Objectives: The objective of this study was to characterize the demographic, social, economic, and clinical factors of trauma surgery patients leaving against medical advice (AMA).

Methods: Data were retroactively obtained from a level-one trauma center in a medium-sized metropolitan area from January 2017 to December 2021. The sample population consisted of patients admitted or treated by the trauma surgical service.

Results: In the 5-year study period, 130 surgical patients left AMA and met the inclusion criteria for this study. The average patient was 38.8 years old. The majority were male (77.7%) and White (47.7%). It was found that 74.6% of patients had insurance, 23.6% were experiencing homelessness, and 6.2% required an interpreter. A large percentage of patients had a past medical history significant for depression (31.5%), anxiety disorders (25.4%), and substance use disorder (68.5%). Analysis of the hospital time course of this patient population indicated that patients were most often admitted to trauma surgery (70.0%) and most often required consults by neurosurgery (28.5%). Procedures were performed for 81.5% of patients and social services were consulted for 60.8% of patients. Only 50.8% of patients who left AMA were noted to receive discharge instructions. Nearly half (44.6%) of the patients returned to a hospital to receive additional care within 1 month of their initial AMA discharge date.
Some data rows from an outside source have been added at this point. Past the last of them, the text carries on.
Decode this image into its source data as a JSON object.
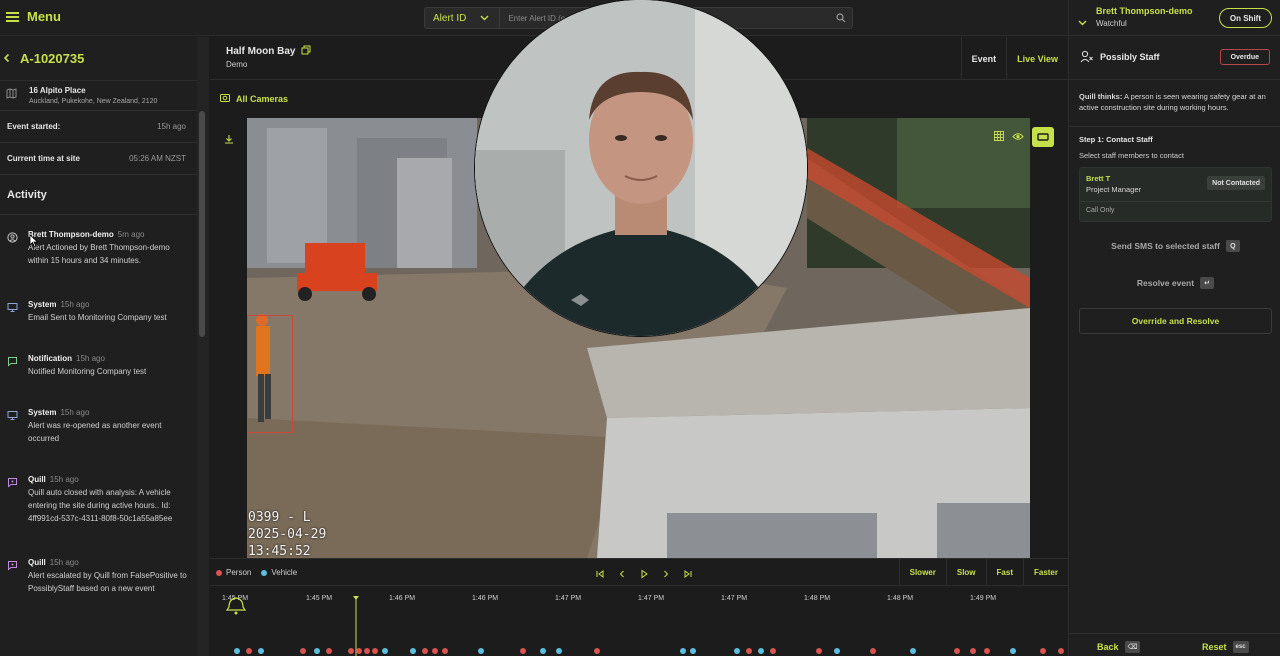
{
  "topbar": {
    "menu_label": "Menu",
    "search_type": "Alert ID",
    "search_placeholder": "Enter Alert ID (e.g. A-..."
  },
  "alert": {
    "id": "A-1020735",
    "address_line1": "16 Alpito Place",
    "address_line2": "Auckland, Pukekohe, New Zealand, 2120",
    "event_started_label": "Event started:",
    "event_started_value": "15h ago",
    "current_time_label": "Current time at site",
    "current_time_value": "05:26 AM NZST",
    "activity_title": "Activity"
  },
  "activity": [
    {
      "actor": "Brett Thompson-demo",
      "time": "5m ago",
      "text": "Alert Actioned by Brett Thompson-demo within 15 hours and 34 minutes.",
      "icon": "user-circle-icon"
    },
    {
      "actor": "System",
      "time": "15h ago",
      "text": "Email Sent to Monitoring Company test",
      "icon": "monitor-icon"
    },
    {
      "actor": "Notification",
      "time": "15h ago",
      "text": "Notified Monitoring Company test",
      "icon": "message-icon"
    },
    {
      "actor": "System",
      "time": "15h ago",
      "text": "Alert was re-opened as another event occurred",
      "icon": "monitor-icon"
    },
    {
      "actor": "Quill",
      "time": "15h ago",
      "text": "Quill auto closed with analysis: A vehicle entering the site during active hours.. Id: 4ff991cd-537c-4311-80f8-50c1a55a85ee",
      "icon": "quill-icon"
    },
    {
      "actor": "Quill",
      "time": "15h ago",
      "text": "Alert escalated by Quill from FalsePositive to PossiblyStaff based on a new event",
      "icon": "quill-icon"
    }
  ],
  "site": {
    "name": "Half Moon Bay",
    "org": "Demo",
    "tab_event": "Event",
    "tab_live": "Live View",
    "all_cameras": "All Cameras"
  },
  "video": {
    "overlay_line1": "0399 - L",
    "overlay_line2": "2025-04-29",
    "overlay_line3": "13:45:52"
  },
  "timeline": {
    "legend": [
      {
        "label": "Person",
        "color": "#d9534f"
      },
      {
        "label": "Vehicle",
        "color": "#5bc0de"
      }
    ],
    "speeds": [
      "Slower",
      "Slow",
      "Fast",
      "Faster"
    ],
    "ticks": [
      "1:45 PM",
      "1:45 PM",
      "1:46 PM",
      "1:46 PM",
      "1:47 PM",
      "1:47 PM",
      "1:47 PM",
      "1:48 PM",
      "1:48 PM",
      "1:49 PM"
    ]
  },
  "right": {
    "user_name": "Brett Thompson-demo",
    "user_status": "Watchful",
    "shift_label": "On Shift",
    "classification": "Possibly Staff",
    "overdue_label": "Overdue",
    "quill_label": "Quill thinks:",
    "quill_text": " A person is seen wearing safety gear at an active construction site during working hours.",
    "step_title": "Step 1: Contact Staff",
    "step_sub": "Select staff members to contact",
    "staff_name": "Brett T",
    "staff_role": "Project Manager",
    "staff_status": "Not Contacted",
    "staff_note": "Call Only",
    "sms_label": "Send SMS to selected staff",
    "sms_key": "Q",
    "resolve_label": "Resolve event",
    "resolve_key": "↵",
    "override_label": "Override and Resolve",
    "back_label": "Back",
    "back_key": "⌫",
    "reset_label": "Reset",
    "reset_key": "esc"
  },
  "colors": {
    "accent": "#c6e04a",
    "danger": "#b5484a",
    "person": "#d9534f",
    "vehicle": "#5bc0de"
  }
}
Conclusions: A concerning number of trauma surgery patients left without discharge instructions, possibly leading to a high rate of 30-day hospital readmission. Future studies are needed to examine and further characterize the relationship between discharge protocol and outcomes of patients leaving AMA.

创伤手术患者不遵医嘱离开的5年特征和结果回顾
目的:本研究的目的是描述创伤手术患者违背医嘱(AMA)离开的人口统计学、社会、经济和临床因素。方法:回顾性分析2017年1月至2021年12月某中等城市创伤一级中心的数据。样本人群由创伤外科部门收治或治疗的患者组成。结果:在5年的研究期间,有130例手术患者离开AMA,符合本研究的纳入标准。患者平均年龄38.8岁。以男性(77.7%)和白人(47.7%)居多。调查发现,74.6%的患者有保险,23.6%的患者无家可归,6.2%的患者需要翻译。很大比例的患者有抑郁症(31.5%)、焦虑症(25.4%)和物质使用障碍(68.5%)的既往病史。该患者的住院时间过程分析表明,患者最常接受创伤手术(70.0%),最常需要神经外科会诊(28.5%)。81.5%的患者接受了手术治疗,60.8%的患者咨询了社会服务机构。在离开AMA的患者中,只有50.8%的人收到了出院指示。近一半(44.6%)的患者在首次AMA出院日期后1个月内返回医院接受额外治疗。结论:一定数量的创伤外科患者没有出院指示,可能导致30天再入院率高。未来的研究需要检查和进一步表征出院方案与患者离开AMA的结果之间的关系。
本文章由计算机程序翻译,如有差异,请以英文原文为准。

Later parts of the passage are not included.